How to Increase Competition Under the ACA

Competition is diminishing under the Affordable Care Act. More than 650 counties are on pace to have just one insurer on their state exchanges by 2017, according to recent analysis by the Kaiser Family Foundation. This is mostly a result of exits by large insurers such as Aetna, United Healthcare and Humana.

As a consequence, prices are rising, with average premiums predicted to increase more than 20 percent next year on the exchanges. Even Blue Cross Blue Shield plans, which are the backbone of the exchanges, are struggling in many states. In fact, the only large insurers growing their exchange footprints are the Medicaid HMOs like Molina Healthcare and Centene Corporation. But their presence in the exchanges is still too small to offset the plans already exiting these markets.

These problems stem from a combination of factors that have made it hard for health plans to turn a profit in the exchanges, but all too easy for them to lose money.

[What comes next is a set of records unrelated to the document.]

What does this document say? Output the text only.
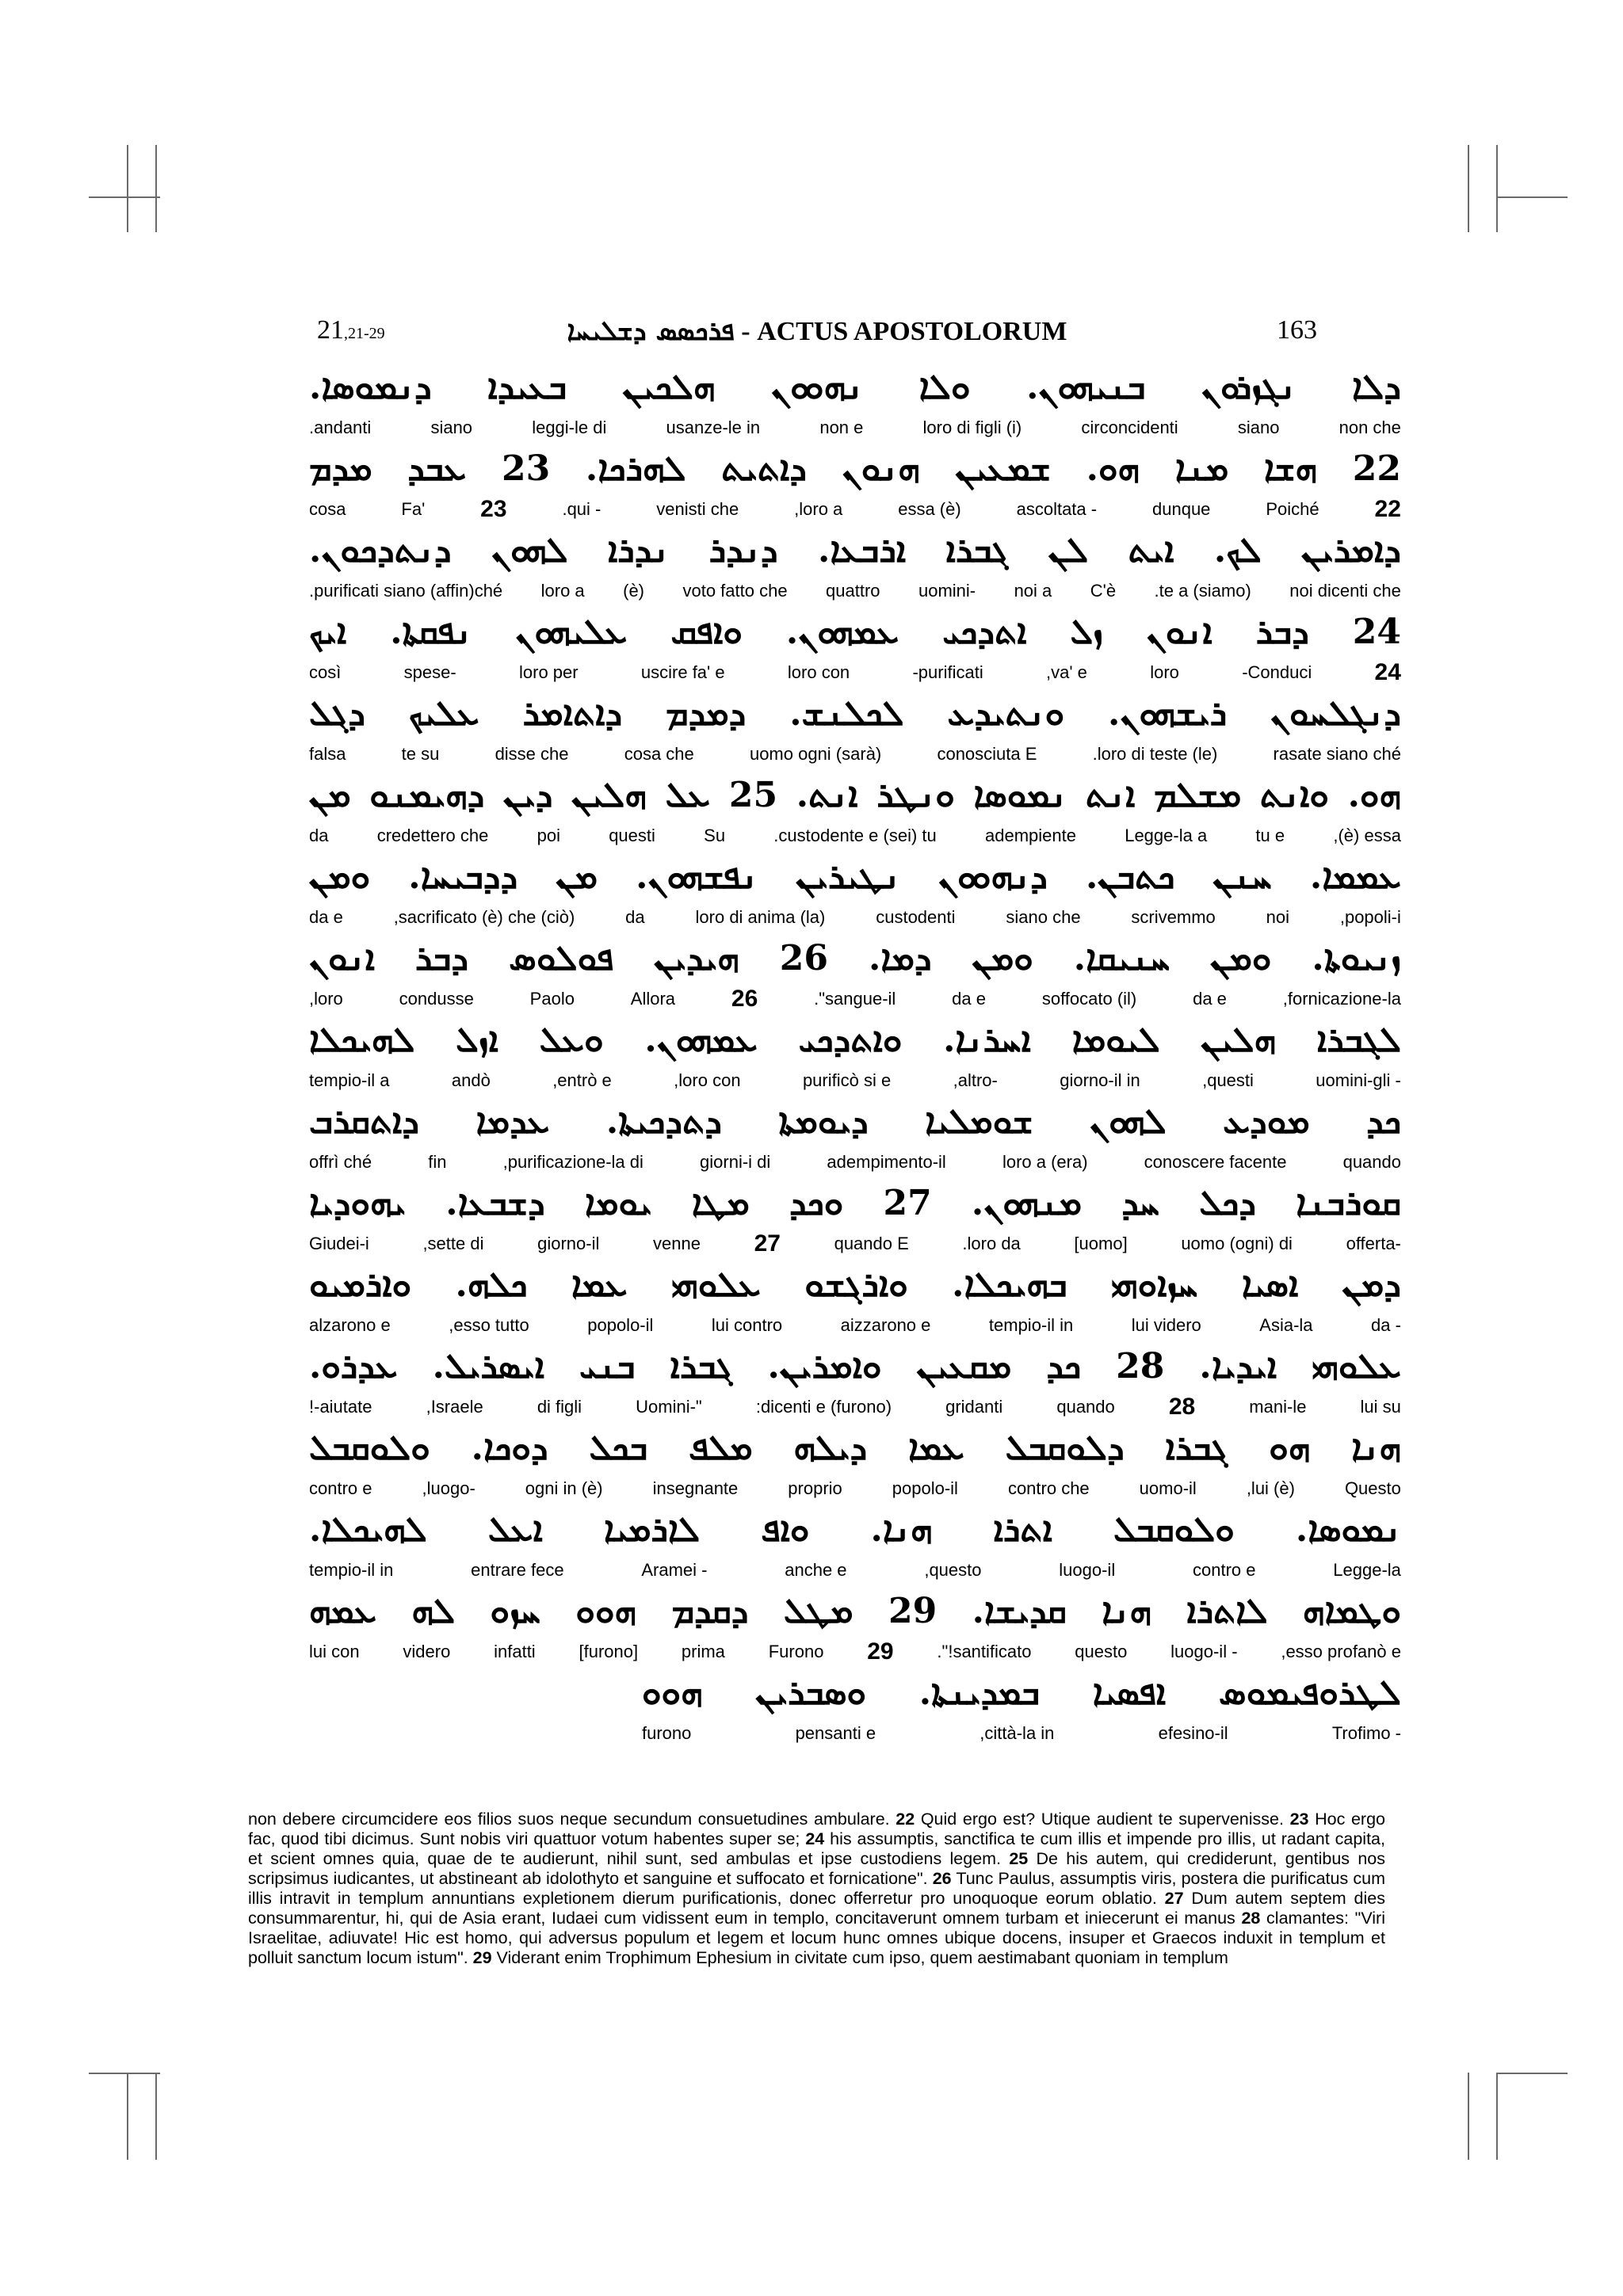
21,21-29	ܦܪܟܣܣ ܕܫܠܝܚܐ - ACTUS APOSTOLORUM	163
ܕܠܐ ܢܓܙܪܘܢ ܒܢܝܗܘܢ. ܘܠܐ ܢܗܘܘܢ ܗܠܟܝܢ ܒܥܝܕܐ ܕܢܡܘܣܐ.
non che
siano
circoncidenti
loro di figli (i)
non e
usanze-le in
leggi-le di
siano
.andanti
22 ܗܫܐ ܡܢܐ ܗܘ. ܫܡܥܝܢ ܗܢܘܢ ܕܐܬܝܬ ܠܗܪܟܐ. 23 ܥܒܕ ܡܕܡ
22
Poiché
dunque
ascoltata -
essa (è)
,loro a
venisti che
.qui -
23
Fa'
cosa
ܕܐܡܪܝܢ ܠܟ. ܐܝܬ ܠܢ ܓܒܪܐ ܐܪܒܥܐ. ܕܢܕܪ ܢܕܪܐ ܠܗܘܢ ܕܢܬܕܟܘܢ.
noi dicenti che
.te a (siamo)
C'è
noi a
uomini-
quattro
voto fatto che
(è)
loro a
.purificati siano (affin)ché
24 ܕܒܪ ܐܢܘܢ ܙܠ ܐܬܕܟܝ ܥܡܗܘܢ. ܘܐܦܩ ܥܠܝܗܘܢ ܢܦܩܬܐ. ܐܝܟ
24
-Conduci
loro
,va' e
-purificati
loro con
uscire fa' e
loro per
spese-
così
ܕܢܓܠܚܘܢ ܪܝܫܗܘܢ. ܘܢܬܝܕܥ ܠܟܠܢܫ. ܕܡܕܡ ܕܐܬܐܡܪ ܥܠܝܟ ܕܓܠ
rasate siano ché
.loro di teste (le)
conosciuta E
uomo ogni (sarà)
cosa che
disse che
te su
falsa
ܗܘ. ܘܐܢܬ ܡܫܠܡ ܐܢܬ ܢܡܘܣܐ ܘܢܛܪ ܐܢܬ. 25 ܥܠ ܗܠܝܢ ܕܝܢ ܕܗܝܡܢܘ ܡܢ
,(è) essa
tu e
Legge-la a
adempiente
.custodente e (sei) tu
Su
questi
poi
credettero che
da
ܥܡܡܐ. ܚܢܢ ܟܬܒܢ. ܕܢܗܘܘܢ ܢܛܝܪܝܢ ܢܦܫܗܘܢ. ܡܢ ܕܕܒܝܚܐ. ܘܡܢ
,popoli-i
noi
scrivemmo
siano che
custodenti
loro di anima (la)
da
,sacrificato (è) che (ciò)
da e
ܙܢܝܘܬܐ. ܘܡܢ ܚܢܝܩܐ. ܘܡܢ ܕܡܐ. 26 ܗܝܕܝܢ ܦܘܠܘܣ ܕܒܪ ܐܢܘܢ
,fornicazione-la
da e
soffocato (il)
da e
."sangue-il
26
Allora
Paolo
condusse
,loro
ܠܓܒܪܐ ܗܠܝܢ ܠܝܘܡܐ ܐܚܪܢܐ. ܘܐܬܕܟܝ ܥܡܗܘܢ. ܘܥܠ ܐܙܠ ܠܗܝܟܠܐ
uomini-gli -
,questi
giorno-il in
,altro-
purificò si e
,loro con
,entrò e
andò
tempio-il a
ܟܕ ܡܘܕܥ ܠܗܘܢ ܫܘܡܠܝܐ ܕܝܘܡܬܐ ܕܬܕܟܝܬܐ. ܥܕܡܐ ܕܐܬܩܪܒ
quando
conoscere facente
loro a (era)
adempimento-il
giorni-i di
,purificazione-la di
fin
offrì ché
ܩܘܪܒܢܐ ܕܟܠ ܚܕ ܡܢܗܘܢ. 27 ܘܟܕ ܡܛܐ ܝܘܡܐ ܕܫܒܥܐ. ܝܗܘܕܝܐ
offerta-
uomo (ogni) di
[uomo]
.loro da
quando E
27
venne
giorno-il
,sette di
Giudei-i
ܕܡܢ ܐܣܝܐ ܚܙܐܘܗܝ ܒܗܝܟܠܐ. ܘܐܪܓܫܘ ܥܠܘܗܝ ܥܡܐ ܟܠܗ. ܘܐܪܡܝܘ
da -
Asia-la
lui videro
tempio-il in
aizzarono e
lui contro
popolo-il
,esso tutto
alzarono e
ܥܠܘܗܝ ܐܝܕܝܐ. 28 ܟܕ ܡܩܥܝܢ ܘܐܡܪܝܢ. ܓܒܪܐ ܒܢܝ ܐܝܣܪܝܠ. ܥܕܪܘ.
lui su
mani-le
28
quando
gridanti
:dicenti e (furono)
Uomini-"
di figli
,Israele
!-aiutate
ܗܢܐ ܗܘ ܓܒܪܐ ܕܠܘܩܒܠ ܥܡܐ ܕܝܠܗ ܡܠܦ ܒܟܠ ܕܘܟܐ. ܘܠܘܩܒܠ
Questo
,lui (è)
uomo-il
contro che
popolo-il
proprio
insegnante
ogni in (è)
,luogo-
contro e
ܢܡܘܣܐ. ܘܠܘܩܒܠ ܐܬܪܐ ܗܢܐ. ܘܐܦ ܠܐܪܡܝܐ ܐܥܠ ܠܗܝܟܠܐ.
Legge-la
contro e
luogo-il
,questo
anche e
Aramei -
entrare fece
tempio-il in
ܘܛܡܐܗ ܠܐܬܪܐ ܗܢܐ ܩܕܝܫܐ. 29 ܡܛܠ ܕܩܕܡ ܗܘܘ ܚܙܘ ܠܗ ܥܡܗ
,esso profanò e
luogo-il -
questo
."!santificato
29
Furono
prima
[furono]
infatti
videro
lui con
ܠܛܪܘܦܝܡܘܣ ܐܦܣܝܐ ܒܡܕܝܢܬܐ. ܘܣܒܪܝܢ ܗܘܘ
Trofimo -
efesino-il
,città-la in
pensanti e
furono
non debere circumcidere eos filios suos neque secundum consuetudines ambulare. 22 Quid ergo est? Utique audient te supervenisse. 23 Hoc ergo fac, quod tibi dicimus. Sunt nobis viri quattuor votum habentes super se; 24 his assumptis, sanctifica te cum illis et impende pro illis, ut radant capita, et scient omnes quia, quae de te audierunt, nihil sunt, sed ambulas et ipse custodiens legem. 25 De his autem, qui crediderunt, gentibus nos scripsimus iudicantes, ut abstineant ab idolothyto et sanguine et suffocato et fornicatione". 26 Tunc Paulus, assumptis viris, postera die purificatus cum illis intravit in templum annuntians expletionem dierum purificationis, donec offerretur pro unoquoque eorum oblatio. 27 Dum autem septem dies consummarentur, hi, qui de Asia erant, Iudaei cum vidissent eum in templo, concitaverunt omnem turbam et iniecerunt ei manus 28 clamantes: "Viri Israelitae, adiuvate! Hic est homo, qui adversus populum et legem et locum hunc omnes ubique docens, insuper et Graecos induxit in templum et polluit sanctum locum istum". 29 Viderant enim Trophimum Ephesium in civitate cum ipso, quem aestimabant quoniam in templum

That’s left existing insurance carriers weary of either entering the exchanges or expanding their presence. Among the challenges are rules that create costly adverse selection and lackluster adjustments for risk. But equally key are regulations that make it difficult for brand new health carriers to even get started.

When Medicare’s Part D drug benefit and its Medicare Advantage program first launched, hundreds of new carriers were started to offer products in these markets. Many were backed by venture capital. When it comes to the ACA, though, no new net health carriers have started since 2008. In other words, for the small number of new carriers that got started (mostly “co-ops” and provider-sponsored plans) there were an equal number of exits.

That means most of the “new” insurance plans on the exchanges are just different iterations of health plans already offered by legacy insurance carriers. The ACA has been devoid of the kind of brisk new health plan company formation seen with the launch of Medicare’s Part D drug benefit and its Medicare Advantage program. The question is, why?

One of the big culprits is the cap that the ACA places on the operating margins of insurance carriers. Under new provisions, insurers can only spend 20 percent of their premiums on running a health plan if they offer policies directly to consumers or to small employers. The spending cap is 15 percent for insurance policies sold to large employers.

The Obama administration included these provisions as a way to manage insurance industry profits and, more notably, to make sure the bulk of premium revenue was funneled back to patients in the form of medical care. But the provisions have had an unfortunate consequence —constraining the ability of new insurance carriers to get started.

Health plans often lose more money when they first launch. This is, in part, a result of high start-up costs associated with a new insurance plan. So new carriers need to channel a higher proportion of premium revenue into overhead to pay for start-up costs.

For these reasons, the medical loss ratios (MLRs) are typically lower on new plans. More revenue gets spent on the high start-up costs of the new plan. The MLRs erode over time as more of the premium revenue is consumed by medical costs and less is spent on overhead.

Caps on operating margins make it hard for new insurers to get started. These rules have the effect of favoring existing insurance carriers without high start-up costs. The rules also favor large, national insurers able to spread their fixed administrative costs over a bigger number of health plans and beneficiaries across many different markets.

The ACA included some provisions to exempt smaller plans (with low enrollment) from these caps. Under the rules, insurers with a small number of enrollees (less than 1,000 life years) are called “non-credible” and are therefore presumed to be in compliance with ACA’s MLR requirements, regardless of whether their MLR meets the 20 percent threshold.

Insurers with slightly higher, but still low overall enrollment (between 1,000 to 75,000 life years) are called “partially credible” under the ACA rules. These insurers receive an adjustment that increases their MLR (by adding 1.2 to 8.3 points to the reported MLR). But these “credibility adjustments” are so narrow that few plausible startup health plans qualify.

Moreover, new plans that have successful launches will quickly outgrow the exemptions, even though their high startup costs would persist for many years. So the “credibility” exemptions don’t offer much of a reprieve to brand new, start-up health plans.

If policy makers want to instigate more competition under the ACA, they can start by broadening these “credibility adjustments” to make it easier for new plans to get started. The exemptions should cover all new carriers that enter the exchanges. They should be deeper and apply for an extended period over which a new carrier faces high start-up costs.

This reprieve would make it easier for new health plans to attract capital to enter these markets. It’s one step toward enabling more choice and competition on the exchanges.